Hier sind wir auch wieder bei dem Thema, was soll ich jetzt eigentlich essen, um mich gesund zu erhalten? Die Ernährungsempfehlungen, die hierzulande von der Deutschen Gesellschaft für Ernährung (DGE) herausgegeben werden, beziehen sich auf die Verhinderung von Mangelerscheinungen. Die Empfehlungen als solche beziehen sich oft auf Durchschnittwerte, die auf Basis von Körperzusammensetzung und vorhandener Forschung berechnet werden. Da sie auf wissenschaftlichen Erkenntnissen beruhen, sind sie zwar fundiert, enthalten aber ebenfalls möglicherweise diese Verzerrungen. Prinzipiell sind Ernährungsempfehlungen daher als Richtung zu verstehen, aber nicht als genaue Anleitung. Jeder Körper ist individuell auch noch anders.

Oft kommen Empfehlungen für die Gesunderhaltung, auch die der DGE, auf die gleichen paar Grundregeln zurück. Viel Obst und Gemüse, viel Ballaststoffe, ausreichend Wasser, wenig Zucker und wenig verarbeitete Lebensmittel.

Coming soon: was habe ich denn zu Ernährung und Frauenkörper gefunden?

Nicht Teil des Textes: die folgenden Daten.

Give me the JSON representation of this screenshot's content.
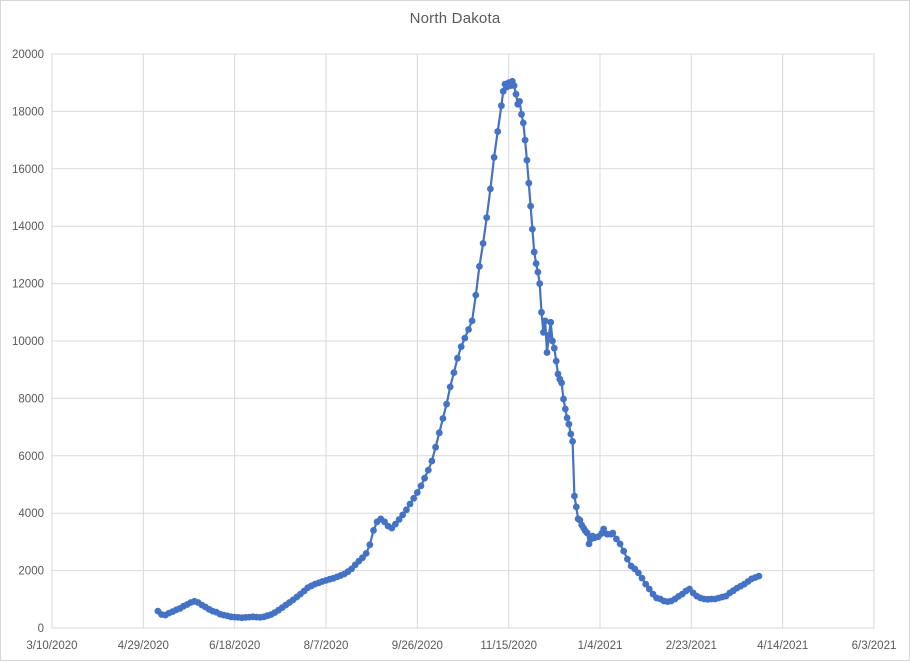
{
  "chart": {
    "title": "North Dakota",
    "background": "#ffffff",
    "frame_border_color": "#d7d7d7",
    "gridline_color": "#d9d9d9",
    "axis_text_color": "#595959",
    "title_color": "#595959"
  },
  "chart_data": {
    "type": "line",
    "title": "North Dakota",
    "xlabel": "",
    "ylabel": "",
    "x_unit": "days since 3/10/2020",
    "xlim": [
      0,
      450
    ],
    "ylim": [
      0,
      20000
    ],
    "grid": true,
    "legend": "none",
    "x_ticks": [
      0,
      50,
      100,
      150,
      200,
      250,
      300,
      350,
      400,
      450
    ],
    "x_tick_labels": [
      "3/10/2020",
      "4/29/2020",
      "6/18/2020",
      "8/7/2020",
      "9/26/2020",
      "11/15/2020",
      "1/4/2021",
      "2/23/2021",
      "4/14/2021",
      "6/3/2021"
    ],
    "y_ticks": [
      0,
      2000,
      4000,
      6000,
      8000,
      10000,
      12000,
      14000,
      16000,
      18000,
      20000
    ],
    "series": [
      {
        "name": "North Dakota",
        "color": "#4472C4",
        "marker": "circle",
        "points": [
          [
            58,
            590
          ],
          [
            60,
            470
          ],
          [
            62,
            450
          ],
          [
            64,
            520
          ],
          [
            66,
            570
          ],
          [
            68,
            630
          ],
          [
            70,
            680
          ],
          [
            72,
            760
          ],
          [
            74,
            820
          ],
          [
            76,
            890
          ],
          [
            78,
            930
          ],
          [
            80,
            890
          ],
          [
            82,
            800
          ],
          [
            84,
            730
          ],
          [
            86,
            650
          ],
          [
            88,
            590
          ],
          [
            90,
            550
          ],
          [
            92,
            480
          ],
          [
            94,
            450
          ],
          [
            96,
            420
          ],
          [
            98,
            390
          ],
          [
            100,
            380
          ],
          [
            102,
            370
          ],
          [
            104,
            360
          ],
          [
            106,
            370
          ],
          [
            108,
            380
          ],
          [
            110,
            390
          ],
          [
            112,
            380
          ],
          [
            114,
            370
          ],
          [
            116,
            390
          ],
          [
            118,
            430
          ],
          [
            120,
            470
          ],
          [
            122,
            540
          ],
          [
            124,
            620
          ],
          [
            126,
            710
          ],
          [
            128,
            800
          ],
          [
            130,
            890
          ],
          [
            132,
            980
          ],
          [
            134,
            1080
          ],
          [
            136,
            1180
          ],
          [
            138,
            1290
          ],
          [
            140,
            1400
          ],
          [
            142,
            1470
          ],
          [
            144,
            1530
          ],
          [
            146,
            1570
          ],
          [
            148,
            1620
          ],
          [
            150,
            1660
          ],
          [
            152,
            1700
          ],
          [
            154,
            1730
          ],
          [
            156,
            1780
          ],
          [
            158,
            1830
          ],
          [
            160,
            1880
          ],
          [
            162,
            1960
          ],
          [
            164,
            2060
          ],
          [
            166,
            2200
          ],
          [
            168,
            2330
          ],
          [
            170,
            2450
          ],
          [
            172,
            2600
          ],
          [
            174,
            2900
          ],
          [
            176,
            3400
          ],
          [
            178,
            3700
          ],
          [
            180,
            3800
          ],
          [
            182,
            3700
          ],
          [
            184,
            3550
          ],
          [
            186,
            3480
          ],
          [
            188,
            3620
          ],
          [
            190,
            3780
          ],
          [
            192,
            3940
          ],
          [
            194,
            4120
          ],
          [
            196,
            4320
          ],
          [
            198,
            4520
          ],
          [
            200,
            4720
          ],
          [
            202,
            4950
          ],
          [
            204,
            5220
          ],
          [
            206,
            5500
          ],
          [
            208,
            5820
          ],
          [
            210,
            6300
          ],
          [
            212,
            6800
          ],
          [
            214,
            7300
          ],
          [
            216,
            7800
          ],
          [
            218,
            8400
          ],
          [
            220,
            8900
          ],
          [
            222,
            9400
          ],
          [
            224,
            9800
          ],
          [
            226,
            10100
          ],
          [
            228,
            10400
          ],
          [
            230,
            10700
          ],
          [
            232,
            11600
          ],
          [
            234,
            12600
          ],
          [
            236,
            13400
          ],
          [
            238,
            14300
          ],
          [
            240,
            15300
          ],
          [
            242,
            16400
          ],
          [
            244,
            17300
          ],
          [
            246,
            18200
          ],
          [
            247,
            18700
          ],
          [
            248,
            18950
          ],
          [
            249,
            18850
          ],
          [
            250,
            19000
          ],
          [
            251,
            18900
          ],
          [
            252,
            19050
          ],
          [
            253,
            18900
          ],
          [
            254,
            18600
          ],
          [
            255,
            18250
          ],
          [
            256,
            18350
          ],
          [
            257,
            17900
          ],
          [
            258,
            17600
          ],
          [
            259,
            17000
          ],
          [
            260,
            16300
          ],
          [
            261,
            15500
          ],
          [
            262,
            14700
          ],
          [
            263,
            13900
          ],
          [
            264,
            13100
          ],
          [
            265,
            12700
          ],
          [
            266,
            12400
          ],
          [
            267,
            12000
          ],
          [
            268,
            11000
          ],
          [
            269,
            10300
          ],
          [
            270,
            10700
          ],
          [
            271,
            9600
          ],
          [
            272,
            10200
          ],
          [
            273,
            10650
          ],
          [
            274,
            10000
          ],
          [
            275,
            9750
          ],
          [
            276,
            9300
          ],
          [
            277,
            8850
          ],
          [
            278,
            8670
          ],
          [
            279,
            8540
          ],
          [
            280,
            7980
          ],
          [
            281,
            7630
          ],
          [
            282,
            7320
          ],
          [
            283,
            7100
          ],
          [
            284,
            6760
          ],
          [
            285,
            6500
          ],
          [
            286,
            4600
          ],
          [
            287,
            4220
          ],
          [
            288,
            3800
          ],
          [
            289,
            3760
          ],
          [
            290,
            3590
          ],
          [
            291,
            3480
          ],
          [
            292,
            3380
          ],
          [
            293,
            3310
          ],
          [
            294,
            2930
          ],
          [
            295,
            3100
          ],
          [
            296,
            3200
          ],
          [
            297,
            3140
          ],
          [
            299,
            3180
          ],
          [
            301,
            3300
          ],
          [
            302,
            3450
          ],
          [
            304,
            3270
          ],
          [
            306,
            3270
          ],
          [
            307,
            3310
          ],
          [
            309,
            3100
          ],
          [
            311,
            2930
          ],
          [
            313,
            2680
          ],
          [
            315,
            2400
          ],
          [
            317,
            2160
          ],
          [
            319,
            2060
          ],
          [
            321,
            1920
          ],
          [
            323,
            1740
          ],
          [
            325,
            1530
          ],
          [
            327,
            1360
          ],
          [
            329,
            1180
          ],
          [
            331,
            1045
          ],
          [
            333,
            1010
          ],
          [
            335,
            940
          ],
          [
            337,
            920
          ],
          [
            339,
            940
          ],
          [
            341,
            1010
          ],
          [
            343,
            1100
          ],
          [
            345,
            1180
          ],
          [
            347,
            1290
          ],
          [
            349,
            1360
          ],
          [
            351,
            1220
          ],
          [
            353,
            1110
          ],
          [
            355,
            1045
          ],
          [
            357,
            1010
          ],
          [
            359,
            1000
          ],
          [
            361,
            1010
          ],
          [
            363,
            1010
          ],
          [
            365,
            1045
          ],
          [
            367,
            1080
          ],
          [
            369,
            1110
          ],
          [
            371,
            1220
          ],
          [
            373,
            1300
          ],
          [
            375,
            1390
          ],
          [
            377,
            1460
          ],
          [
            379,
            1530
          ],
          [
            381,
            1620
          ],
          [
            383,
            1710
          ],
          [
            385,
            1760
          ],
          [
            387,
            1810
          ]
        ]
      }
    ]
  }
}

Ich bin in diesen Eintrag mit der Recherche gestartet, was für Erkenntnisse es gibt für eine empfohlene Ernährung entlang des Menstruationszyklus. Zuerst zu beleuchten, welche Limitationen die moderne Wissenschaft unterworfen ist, war mir aber jetzt erstmal wichtiger zu kommunizieren. Was ich zum Thema Ernährung entlang des Menstruationszyklus und danach herausgefunden habe, das verdient einen eigenen Blogeintrag. Der kommt als nächstes. Viel war es allerdings nicht. Die meiste aktuelle Forschung bezieht sich erstmal auf die Bestandsaufnahme, wie ernähren sich Frauen überhaupt von sich aus entlang des Zyklus (Beispiele Quellen 4 und 5)? So neu ist dieses Thema für die Forschung. Das narrative Review (5) ist von diesem Jahr. Als wäre die Menstruation ein modernes Phänomen, das in den letzten Jahren erst entstanden ist.

(1)    Yoon DY, Mansukhani NA, Stubbs VC, Helenowski IB, Woodruff TK, Kibbe MR. Sex bias exists in basic science and translational surgical research. Surgery. 2014 Sep;156(3):508-16. doi: 10.1016/j.surg.2014.07.001. PMID: 25175501.

(2)    Lee SK. Sex as an important biological variable in biomedical research. BMB Rep. 2018;51:167–173

(3)    Zucker I, Beery AK. Males still dominate animal studies. Nature. 2010 Jun 10;465(7299):690. doi: 10.1038/465690a. PMID: 20535186.

(4)    Gorczyca AM, Sjaarda LA, Mitchell EM, Perkins NJ, Schliep KC, Wactawski-Wende J, Mumford SL. Changes in macronutrient, micronutrient, and food group intakes throughout the menstrual cycle in healthy, premenopausal women. Eur J Nutr. 2016 Apr;55(3):1181-8. doi: 10.1007/s00394-015-0931-0. Epub 2015 Jun 5. PMID: 26043860; PMCID: PMC6257992.

(5)    Rogan MM, Black KE. Dietary energy intake across the menstrual cycle: a narrative review. Nutr Rev. 2023 Jun 9;81(7):869-886. doi: 10.1093/nutrit/nuac094. PMID: 36367830; PMCID: PMC10251302.